Quelques jours après, Hodister et Husson assistaient à la cérémonie nuptiale.

L'usage veut à Massabe, comme dans tous les districts du littoral, entre Banana et le Gabon, que la jeune négresse devenue nubile soit placée dans une maison particulière, peu avant son mariage, pour y être instruite sur ses devoirs futurs par les soins d'une vieille matrone.

C'est de l'un de ces établissements d'éducation matrimoniale nègre, que sortait la quinzième épouse du roi Tyabo.

La fiancée fut, au matin de la noce, avant les épousailles, conduite en grande pompe, par la directrice et les élèves de ladite maison, sur les bords de la mer, où elle fut lavée par quelques unes de ses compagnes.
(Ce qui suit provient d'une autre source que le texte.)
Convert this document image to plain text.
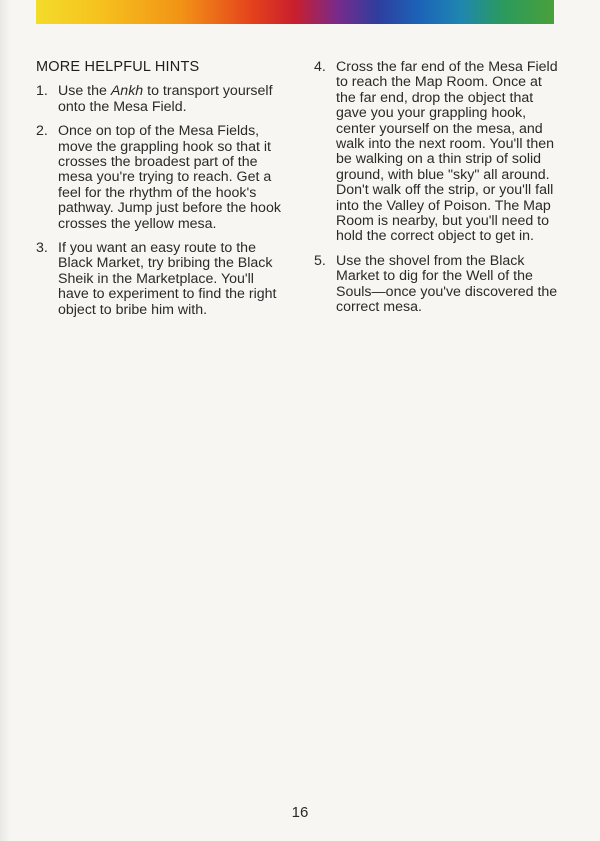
MORE HELPFUL HINTS
1. Use the Ankh to transport yourself onto the Mesa Field.
2. Once on top of the Mesa Fields, move the grappling hook so that it crosses the broadest part of the mesa you're trying to reach. Get a feel for the rhythm of the hook's pathway. Jump just before the hook crosses the yellow mesa.
3. If you want an easy route to the Black Market, try bribing the Black Sheik in the Marketplace. You'll have to experiment to find the right object to bribe him with.
4. Cross the far end of the Mesa Field to reach the Map Room. Once at the far end, drop the object that gave you your grappling hook, center yourself on the mesa, and walk into the next room. You'll then be walking on a thin strip of solid ground, with blue "sky" all around. Don't walk off the strip, or you'll fall into the Valley of Poison. The Map Room is nearby, but you'll need to hold the correct object to get in.
5. Use the shovel from the Black Market to dig for the Well of the Souls—once you've discovered the correct mesa.
16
Cette excellente pratique hygiénique terminée, on conduit toujours avec bruyante escorte, la fiancée dans la hutte qui doit être son domicile. conjugal.

Le fiancé est alors introduit auprès de sa future; la matrone en question les unit aux bravos de l'assistance entière. Puis la foule s'écoule, et la porte de la cabane se referme sur les deux époux.

Le lendemain, les ex-compagnes de la nouvelle épouse, pour être certaines de la consommation du mariage, viennent voir si le mari a retiré les anneaux qui ont été attachés la veille à la ceinture de la mariée.

L'époux est dès lors tenu de faire aux parents de sa femme un payement mensuel, ou mieux par lune, dont la valeur a été préalablement stipulée verbalement.

Lorsqu'un enfant vient au monde, les conjoints assemblent aussitôt le conseil de famille pour discuter quels seront les fétiches du nouveau-né. On décide en même temps le nom qui lui sera donné, les viandes et les boissons qu'il pourra prendre durant son enfance: certaines substances lui sont absolument interdites.

Le premier-ne de Tyabo avait été voué dès sa plus tendre enfance à la chair de poulet, à la viande d'antilope et au gin. La chair de chèvre, les œufs et le rhum lui étaient défendus.

Lorsqu'un notable meurt, la famille du défunt simule un profond désespoir; enfants et veuves sanglotent, hurlent, poussent des cris déchirants; les oncles et les neveux frappent sur un tam-tam, et avertissent ainsi l'un ou l'autre féticheur de la localité.

Un sorcier, affublé d'un masque qui le rend entièrement méconnaissable, se précipite vers la hutte d'où partent les sanglots et les sons du tambour;

il se présente à la famille assemblée, en exécutant trois ou quatre pirouettes sur lui-même avec une agilité que lui envieraient les clowns les plus lestes; puis il se prosterne, se jette la face contre terre aux pieds des parents en deuil, et prononce d'une voix prophétique les noms de ceux ou de celles qui par leurs sortilèges ont provoqué le décès.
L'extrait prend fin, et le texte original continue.